Source: National Child Abuse and Neglect Data System (NCANDS), which aggregates and publishes statistics from state child protection agencies.

Funny enough, I’ve found that people are sometimes hesitant to share the news that rates of childhood sexual abuse have significantly decreased since we first began measuring them in the early ’90s.

One woman told me, “People already have trouble believing it’s as bad as it is.” But, I don’t think this justifies misleading the public by withholding information from them.

As best we can know them, we should share the facts. And since I believe and others have shown that boosting the public’s morale helps rather than hinders civil rights movements, if we have good news to share- we should be sharing it.

In his book, The Tipping Point, Malcom Gladwell reminds us what is most effective when attempting to change harmful social norms: 1. Boost morale 2. Take a firmer stance on lower level offenses.

He cites the strategies that led to significant decreases in crime rates in New York City beginning in the mid 1990s, as an example.

I copied and pasted the rest of the information in this post directly from the source. David Finklehor and The Crimes Against Children Research Center are considered long standing experts in the field. To read or download the entire PDF go to:

I welcome your comments and/or questions.

Yours in advocacy and friendship,


There is currently no consensus in the child maltreatment field about why sexual abuse and physical abuse substantiations have declined so considerably over the longer term, although a recent article and book suggest some possible factors (Finkelhor & Jones, 2006; Finkelhor, 2008). The period when sexual and physical abuse started the dramatic downward trend was marked by sustained economic improvement, increases in the numbers of law enforcement and child protection personnel, more aggressive prosecution and incarceration policies, growing public awareness about the problems, and the dissemination of new treatment options for family and mental health problems, including new psychiatric medication. While some have suggested community notification laws as a possible explanatory factor, the passage and implementation of these laws actually occurred well after the sexual abuse decline was underway.
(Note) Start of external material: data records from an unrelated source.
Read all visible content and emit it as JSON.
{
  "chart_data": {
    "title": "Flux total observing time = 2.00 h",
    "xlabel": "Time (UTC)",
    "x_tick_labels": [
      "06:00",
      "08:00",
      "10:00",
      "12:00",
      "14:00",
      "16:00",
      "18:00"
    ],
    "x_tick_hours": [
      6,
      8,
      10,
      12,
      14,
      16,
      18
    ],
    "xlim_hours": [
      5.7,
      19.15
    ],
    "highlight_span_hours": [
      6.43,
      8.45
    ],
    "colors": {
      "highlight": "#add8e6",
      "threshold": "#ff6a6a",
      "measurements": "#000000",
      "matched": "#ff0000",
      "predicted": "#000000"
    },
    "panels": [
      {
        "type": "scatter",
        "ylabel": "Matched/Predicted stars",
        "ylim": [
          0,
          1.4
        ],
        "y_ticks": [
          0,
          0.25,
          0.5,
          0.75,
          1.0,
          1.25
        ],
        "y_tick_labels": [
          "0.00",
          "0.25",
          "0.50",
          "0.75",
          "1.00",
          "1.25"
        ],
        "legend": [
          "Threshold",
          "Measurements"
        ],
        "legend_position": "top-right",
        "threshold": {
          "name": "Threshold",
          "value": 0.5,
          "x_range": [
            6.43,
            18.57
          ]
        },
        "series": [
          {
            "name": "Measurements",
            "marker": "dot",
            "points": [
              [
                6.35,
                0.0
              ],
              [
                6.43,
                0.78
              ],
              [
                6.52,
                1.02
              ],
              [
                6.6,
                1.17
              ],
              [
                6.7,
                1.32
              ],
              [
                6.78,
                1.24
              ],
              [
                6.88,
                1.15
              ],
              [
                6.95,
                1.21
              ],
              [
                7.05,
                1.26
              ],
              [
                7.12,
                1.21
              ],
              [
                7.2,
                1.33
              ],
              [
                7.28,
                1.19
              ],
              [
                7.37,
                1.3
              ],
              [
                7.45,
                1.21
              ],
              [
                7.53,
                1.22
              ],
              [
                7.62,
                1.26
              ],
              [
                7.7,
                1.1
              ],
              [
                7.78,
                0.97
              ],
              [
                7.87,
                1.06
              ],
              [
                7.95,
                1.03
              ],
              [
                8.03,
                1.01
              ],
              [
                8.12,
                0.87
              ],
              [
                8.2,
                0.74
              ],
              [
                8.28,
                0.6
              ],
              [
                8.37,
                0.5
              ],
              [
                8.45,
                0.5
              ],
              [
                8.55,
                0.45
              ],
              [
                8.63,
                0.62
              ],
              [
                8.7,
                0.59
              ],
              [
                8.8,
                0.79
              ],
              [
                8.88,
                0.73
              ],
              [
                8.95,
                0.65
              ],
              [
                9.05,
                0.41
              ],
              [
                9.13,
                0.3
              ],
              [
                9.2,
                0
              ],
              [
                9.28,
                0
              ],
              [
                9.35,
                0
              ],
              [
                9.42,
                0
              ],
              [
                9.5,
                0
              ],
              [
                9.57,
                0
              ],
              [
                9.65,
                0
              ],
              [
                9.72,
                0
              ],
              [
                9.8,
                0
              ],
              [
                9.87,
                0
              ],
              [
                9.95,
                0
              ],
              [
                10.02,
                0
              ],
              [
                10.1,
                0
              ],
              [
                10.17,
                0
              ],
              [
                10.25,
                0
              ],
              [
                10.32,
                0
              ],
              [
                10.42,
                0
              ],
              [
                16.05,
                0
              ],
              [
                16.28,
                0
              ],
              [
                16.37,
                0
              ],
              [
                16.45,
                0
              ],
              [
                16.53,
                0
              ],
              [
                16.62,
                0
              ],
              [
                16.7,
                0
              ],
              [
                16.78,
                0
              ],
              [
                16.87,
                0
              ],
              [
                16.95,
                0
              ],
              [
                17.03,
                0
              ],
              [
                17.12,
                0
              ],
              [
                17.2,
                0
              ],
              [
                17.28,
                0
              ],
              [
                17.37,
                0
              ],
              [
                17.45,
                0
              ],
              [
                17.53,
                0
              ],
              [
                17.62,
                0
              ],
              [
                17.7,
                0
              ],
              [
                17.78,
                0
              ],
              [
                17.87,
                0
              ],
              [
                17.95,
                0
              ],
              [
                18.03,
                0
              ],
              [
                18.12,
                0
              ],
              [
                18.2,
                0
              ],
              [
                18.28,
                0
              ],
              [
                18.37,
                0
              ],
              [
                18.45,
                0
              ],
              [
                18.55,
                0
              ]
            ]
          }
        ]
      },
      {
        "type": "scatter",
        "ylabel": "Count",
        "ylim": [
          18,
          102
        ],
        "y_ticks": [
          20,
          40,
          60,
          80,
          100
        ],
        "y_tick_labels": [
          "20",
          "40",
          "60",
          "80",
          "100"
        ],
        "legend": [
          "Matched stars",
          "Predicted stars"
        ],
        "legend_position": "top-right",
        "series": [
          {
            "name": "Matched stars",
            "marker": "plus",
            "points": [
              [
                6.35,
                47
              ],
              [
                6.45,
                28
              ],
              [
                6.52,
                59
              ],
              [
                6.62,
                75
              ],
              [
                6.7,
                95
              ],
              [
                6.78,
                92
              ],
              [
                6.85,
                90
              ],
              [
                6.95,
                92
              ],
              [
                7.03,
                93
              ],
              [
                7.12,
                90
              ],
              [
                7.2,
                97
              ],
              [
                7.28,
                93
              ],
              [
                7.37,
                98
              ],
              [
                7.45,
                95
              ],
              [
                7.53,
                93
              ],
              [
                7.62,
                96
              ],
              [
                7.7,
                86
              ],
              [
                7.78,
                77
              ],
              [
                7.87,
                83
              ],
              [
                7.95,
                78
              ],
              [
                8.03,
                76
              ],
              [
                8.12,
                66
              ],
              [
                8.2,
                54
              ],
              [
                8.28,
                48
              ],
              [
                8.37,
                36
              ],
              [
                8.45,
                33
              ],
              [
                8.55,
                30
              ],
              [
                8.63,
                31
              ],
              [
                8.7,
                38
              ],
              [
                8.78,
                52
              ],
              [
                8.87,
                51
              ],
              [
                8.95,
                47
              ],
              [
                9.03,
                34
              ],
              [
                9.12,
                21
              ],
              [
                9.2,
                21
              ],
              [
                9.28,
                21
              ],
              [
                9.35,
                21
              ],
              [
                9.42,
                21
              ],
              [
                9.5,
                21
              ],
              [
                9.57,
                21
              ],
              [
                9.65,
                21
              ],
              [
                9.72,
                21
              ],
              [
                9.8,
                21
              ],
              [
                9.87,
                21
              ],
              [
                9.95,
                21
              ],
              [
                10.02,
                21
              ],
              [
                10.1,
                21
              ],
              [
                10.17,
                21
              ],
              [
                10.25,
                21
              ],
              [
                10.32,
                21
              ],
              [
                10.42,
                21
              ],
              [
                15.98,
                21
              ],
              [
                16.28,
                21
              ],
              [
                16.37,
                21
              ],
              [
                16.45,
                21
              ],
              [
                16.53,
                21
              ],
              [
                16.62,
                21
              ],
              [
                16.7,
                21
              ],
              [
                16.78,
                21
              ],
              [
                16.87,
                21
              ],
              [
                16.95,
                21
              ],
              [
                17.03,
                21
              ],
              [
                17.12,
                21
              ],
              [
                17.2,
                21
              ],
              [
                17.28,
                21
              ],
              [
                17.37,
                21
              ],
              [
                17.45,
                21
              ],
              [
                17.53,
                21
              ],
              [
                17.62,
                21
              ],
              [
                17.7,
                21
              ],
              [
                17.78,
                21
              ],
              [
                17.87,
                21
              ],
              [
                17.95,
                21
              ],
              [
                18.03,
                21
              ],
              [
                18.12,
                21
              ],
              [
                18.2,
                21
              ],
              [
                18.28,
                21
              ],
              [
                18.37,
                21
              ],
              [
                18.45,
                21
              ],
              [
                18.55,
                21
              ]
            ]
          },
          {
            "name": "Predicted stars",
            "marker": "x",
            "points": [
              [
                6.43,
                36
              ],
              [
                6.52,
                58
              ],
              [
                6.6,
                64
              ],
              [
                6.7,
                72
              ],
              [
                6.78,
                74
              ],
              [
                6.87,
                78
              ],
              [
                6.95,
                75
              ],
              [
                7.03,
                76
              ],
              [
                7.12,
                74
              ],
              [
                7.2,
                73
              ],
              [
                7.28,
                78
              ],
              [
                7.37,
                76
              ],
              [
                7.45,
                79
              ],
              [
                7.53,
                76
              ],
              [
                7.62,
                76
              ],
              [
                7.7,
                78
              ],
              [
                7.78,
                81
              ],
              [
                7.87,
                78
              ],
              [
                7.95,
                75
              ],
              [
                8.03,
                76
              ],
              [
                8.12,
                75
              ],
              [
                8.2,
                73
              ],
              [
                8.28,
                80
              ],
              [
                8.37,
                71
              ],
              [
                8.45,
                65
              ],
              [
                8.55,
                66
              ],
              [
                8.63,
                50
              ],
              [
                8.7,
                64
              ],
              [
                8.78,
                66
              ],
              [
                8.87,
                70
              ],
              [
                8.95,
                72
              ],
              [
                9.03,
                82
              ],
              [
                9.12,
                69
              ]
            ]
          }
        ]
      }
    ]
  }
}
There is no obvious reason why neglect trends have differed so sharply from those of sexual and physical abuse (Jones, Finkelhor & Halter, 2006). One possibility is that neglect has not declined because it has not been the subject of the same level of policy attention and public awareness as sexual and physical abuse.Another possibility is that increased education and recent state and professional initiatives about neglect, including the identification of new forms of neglect like drug affected newborns, has masked a decline in other conventional types of neglect. The fact that overall maltreatment rates did not worsen in the face of economic deterioration is a surprise to many observers.

It is unfortunate that information about the trends in child maltreatment are not better publicized and more widely known. The long‐term decline in sexual and physical abuse may have important implications for public policy. These trends deserve more discussion, analysis and research.